Hornsby’s take-home message is therefore that we can understand the role of beliefs in reason-giving explanations because, as she says, “the thought that p plays the role that the fact that p plays for someone who acts because they know that p”. In this sense, we actually revert the scheme since we seem to get a better understanding of what it is to act from beliefs by understanding how an agent acts from knowledge and thereby showing how beliefs are treated as if their contents were known facts. In the same vein Williamson thought that he could illuminate the nature of beliefs in an account of epistemology via the nature of knowledge and the appropriate relation which says that beliefs aim at knowledge (2000, p. 47). So, pace the belief-desire proponents—who think erroneously that beliefs and desires can explain the whole truth about agency whereas they do fail to account for the objective sense in which one acts for reasons—it seems as if we can only understand what it is to act for beliefs when we first understand what it is to act for knowledge. According to Hornsby then, the belief-account is not wrong in the sense that it generates any falsehoods but because it fails to account for the whole truth about reason-explanation.

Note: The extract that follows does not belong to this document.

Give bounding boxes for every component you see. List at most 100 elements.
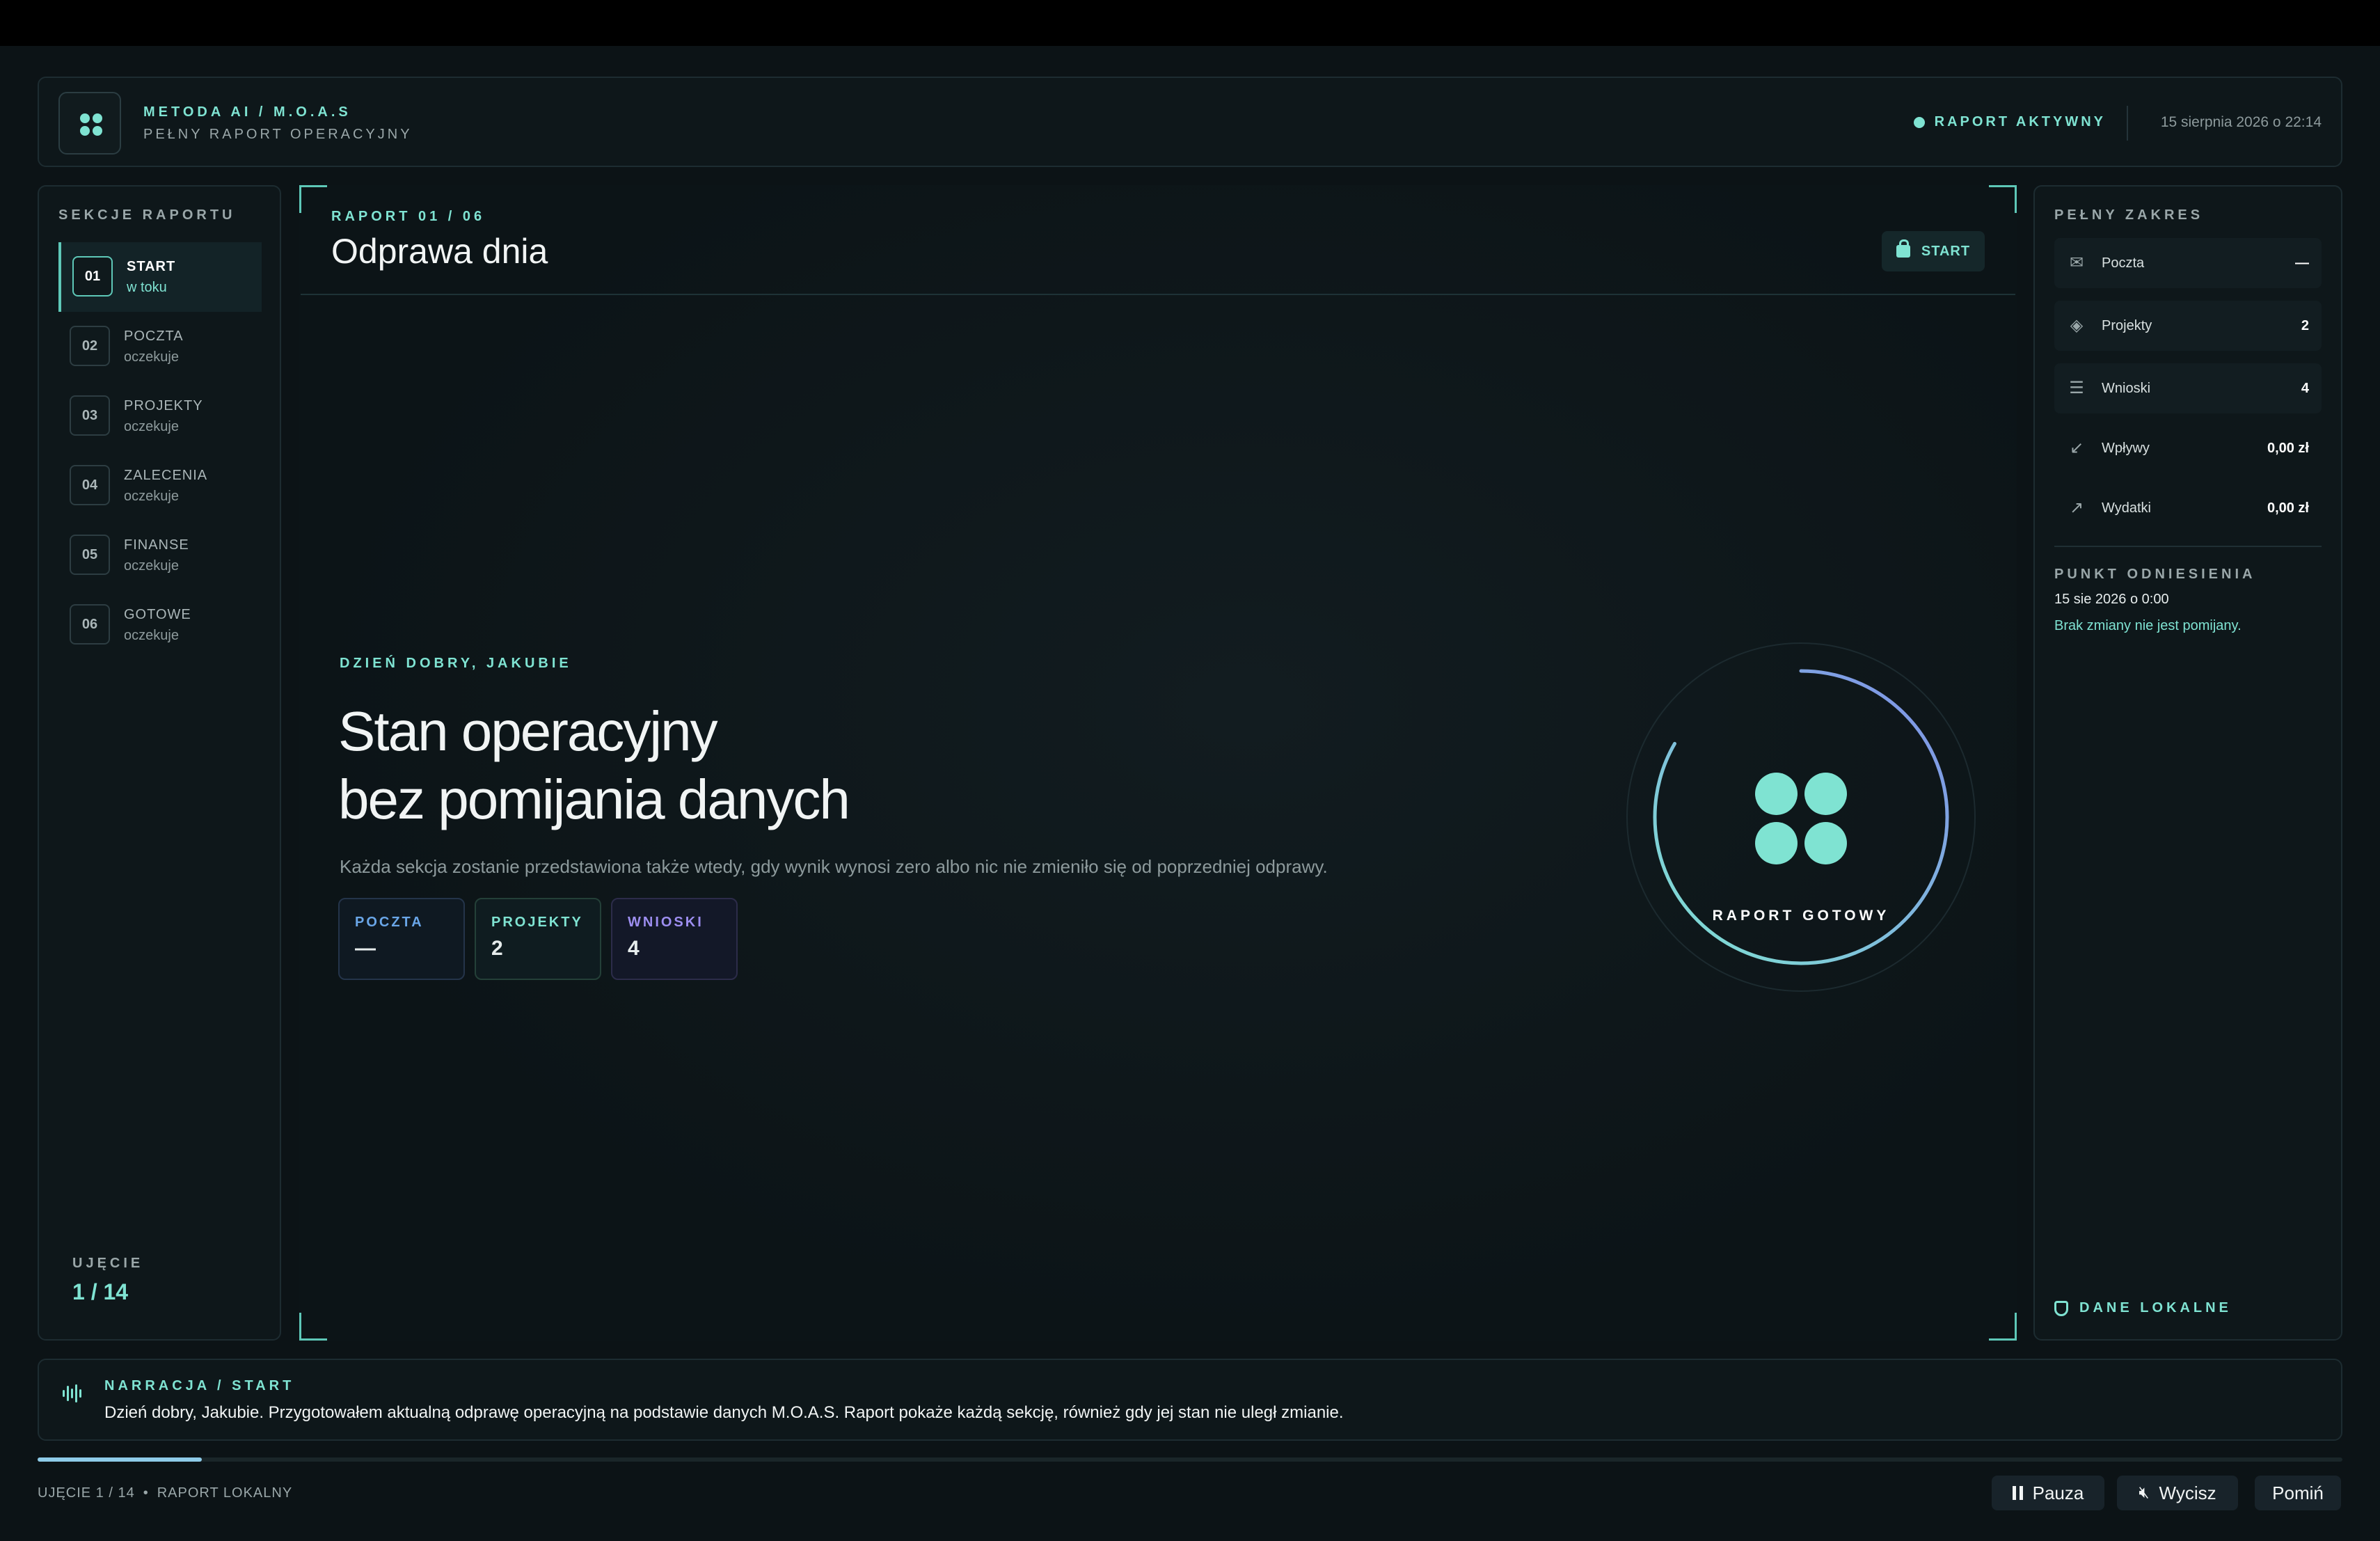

So where are we? Well, it seems as if all that is said and done in section depends on the truth of the following two claims: (1) that knowledge is sometimes necessary to explain how someone could act for the objective reason that P; and (2) that there is no general way to distinguish between world-involving mental states and internal mental states. We saw that Hornsby fails to establish (1). Moreover, her principle (E) for how knowledge is involved with acting for objective reasons ran into problems of its own. Yet I think we can establish (1) by other arguments, probably drawing on lottery-type considerations where we show how the existence of a lottery-proposition—basically, a propositions that cannot be known despite immensely probably evidence which favours its truth by closing in, but never reaching, probability 1—precludes that the agent acts for this objective reason. When it comes to (2) I think we need to establish in order to preclude the proponents of a belief-desire account to come back and say that the objective kinds of reason-giving explanations fall outside the scope of psychology. Again, I can only refer to Williamson’s and Gibbon’s work on these topics but I do think that this claim is worth pursuing. In addition I think the kind of view that Hornsby is here championing would better suited if it could also prove and provide details from how we can understand the causal relevance of knowing. Basically what I’m asking for is to show how knowledge, as a causally potent mental property, better fits the explanatory goals of reason-giving explanations. In other words, I think pace the internalist belief-desire proponents that knowledge is operative in action. Allow this and we may be on our way towards a naturalistic conception of action, one that allows for externalist or world-involving mental states in psychological explanations.

Final words: as Hornsby notes at the end of this paper, plenty of philosophers and people thinking about actions and mind take it for granted that world-involving states - like knowledge - doesn't belong in a psychological explanation nor in rationalizations of actions. In another paper ('Agency and Actions') Hornsby quotes Strawson's old saying that it takes a really great philosopher to make a really great mistake (1974). Internalist reason-giving explanations seems to me to be such a great mistake. Or, as Hornsby goes on to say, "I can't help thinking that, these days, it takes a really great number of philosophers to contrive in the persistence of a really great mistake." At least Hornsby has by this paper positioned herself strongly on the right side of this divide.